Pmasz zapytowywal się, jak bylo na stażu. Oto, co mu odpisalem (nie mial nic naprzeciwko)...:Nie zmarnuj tej okazji. W dodatku to pewnie bedzie malo liczny staz, bedziesz mial doskonaly kontakt z senseiem. Doradzilbym zadawac pytania 8)No cóż, pozostaje mi tylko sprawdzić wszystko osobiście. Dobrze się sklada, bo Chiba sensei ma jakiś stażyk instruktorski next weekend 30 mil ode mnie... 8) 8) 8)
No, czolem...
Jak bylo? A jak mialo byc? Zajebiscie !!!
Rzadko kiedy ma sie okazje wziecia udzialu w takim specyficznym seminarium (a mam ich za soba juz dobrze ponad setke).
Co prawda, ku memu rozczarowaniu, Chiba sensei prowadzil tylko trzy z osmiu treningow - reszte obskoczyli jego uczniowie (Sara Nielsen, Dennis Belt, Lorraine Di'Anne, Archie Champions), z ktorych najbardziej spodobal mi sie G. Lyons, naprawde sharp guy.
Przyjeto mnie serdecznie, mimo, ze Juba sensei nie dotarl do Alameda i nie mial mnie kto przedstawic (bo Elmer Tancino, organizator, co zrozumiale, byl bardzo zajety).
Sam wiec sie przedstawilem po ostatnim treningu. Jak mnie sensei zobaczyl, to zapytal: "A ty kurwa kto?"
Ja mu na to, ze z Polski, a on: "Poland? Hohoho, welcome, welcome...".
Troche mu pocukrzylem (powiedzialem, ze poczulem sie jak w domu, bo my w Zlotowie non stop tak cwiczymy ).
Podalim se graby i juz, do gabloty...
Pocwiczylem ostro z wieloma osobami - dopiero pozniej, przy egzaminach, sie okazalo, ze wiekszosc z nich to shihani...
Mialem okazje na suwari-waza kokyu-ho z Teshiba sensei (nawet dalem jej sie przewrocic, co by jej przykrosci nie robic 8) ), ikkyo z Kristina z New Mexico (bardzo sympatyczna, zamienilismy potem pare uprzejmych zdan), za cholere (strasznie to frustrujace) nie dalem rady przewrocic Darrella Bluhma (ktory, notabene, byl dlugoletnim uczniem sensei Franka Dorana i kazal mi "pay his respect to Doran sensei" ), no i najwazniejsze - caly poltoragodzinny trening przewalczylem z George Lyons sensei (6 dan shihan) - ktory po pierwszym starciu za cholere nie chcial mi dac odejsc. Pare razy nawet musialem zaklepac 8) Teraz lize rany...

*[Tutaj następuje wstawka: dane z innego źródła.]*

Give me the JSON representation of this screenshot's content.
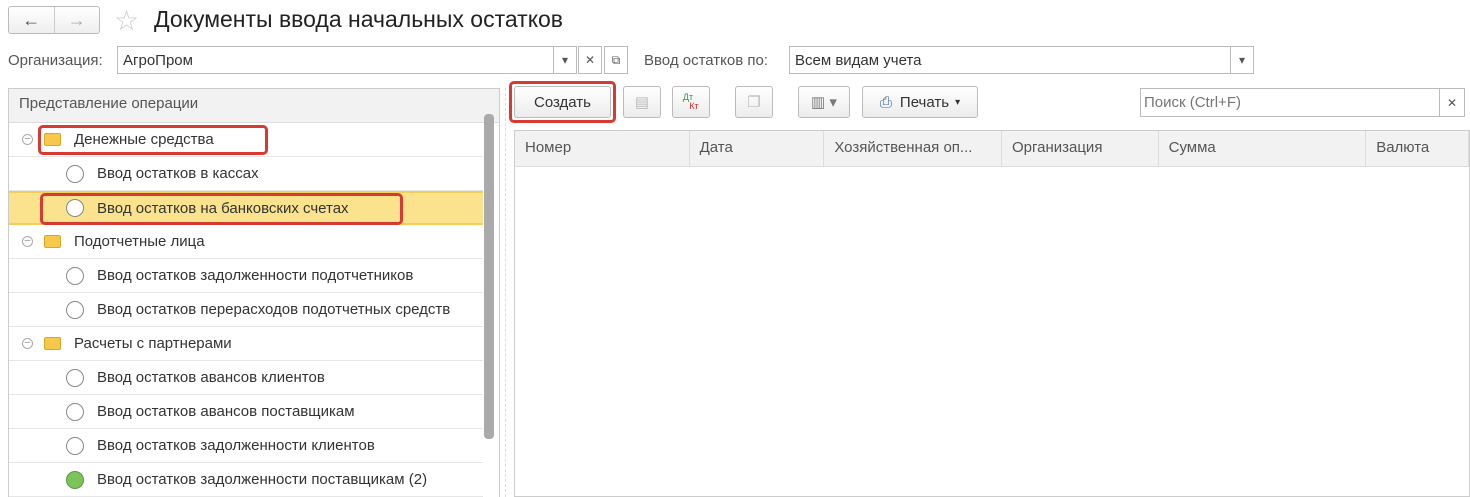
{
  "header": {
    "title": "Документы ввода начальных остатков",
    "back": "←",
    "forward": "→"
  },
  "filters": {
    "org_label": "Организация:",
    "org_value": "АгроПром",
    "mode_label": "Ввод остатков по:",
    "mode_value": "Всем видам учета"
  },
  "tree": {
    "header": "Представление операции",
    "rows": [
      {
        "type": "group",
        "label": "Денежные средства"
      },
      {
        "type": "item",
        "label": "Ввод остатков в кассах"
      },
      {
        "type": "item",
        "label": "Ввод остатков на банковских счетах",
        "selected": true
      },
      {
        "type": "group",
        "label": "Подотчетные лица"
      },
      {
        "type": "item",
        "label": "Ввод остатков задолженности подотчетников"
      },
      {
        "type": "item",
        "label": "Ввод остатков перерасходов подотчетных средств"
      },
      {
        "type": "group",
        "label": "Расчеты с партнерами"
      },
      {
        "type": "item",
        "label": "Ввод остатков авансов клиентов"
      },
      {
        "type": "item",
        "label": "Ввод остатков авансов поставщикам"
      },
      {
        "type": "item",
        "label": "Ввод остатков задолженности клиентов"
      },
      {
        "type": "item",
        "label": "Ввод остатков задолженности поставщикам (2)",
        "filled": true
      }
    ]
  },
  "toolbar": {
    "create": "Создать",
    "dtkt_top": "Дт",
    "dtkt_bottom": "Кт",
    "print": "Печать",
    "search_placeholder": "Поиск (Ctrl+F)"
  },
  "grid": {
    "columns": [
      "Номер",
      "Дата",
      "Хозяйственная оп...",
      "Организация",
      "Сумма",
      "Валюта"
    ]
  },
  "colors": {
    "highlight": "#d73a32",
    "selected": "#fbe38e",
    "green": "#7dc35b"
  }
}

Kiedy potem mi powiedzial: "Wy tam, w tej Polsce, ladnie musicie napierdalac..." - przez grzecznosc nie zaprzeczylem... 8) 8) 8)
Treningi bardzo wymagajace fizycznie, techniki mocne (w koncu ktos umial na mnie bolesne ikkyo zrobic), aczkolwiek pozbawione moze finezji, tej slynnej "ki", co do ktorej Chiba sensei nie zaprzeczyl, ze jest. Powiedzial tez, ze sa moze gdzies tam jacys nauczyciele, ktorzy tego nauczaja - ale on takich nie zna... :twisted: :twisted: :twisted:
Spodobalo mi sie tez cwiczenie i ukemi pewnego chlopaka, ktoremu podziekowalem po treningach - okazalo sie, ze to Robert z Brooklyn Aikikai i ze sie dobrze znacie. Wprosilem sie do nich na wrzesien.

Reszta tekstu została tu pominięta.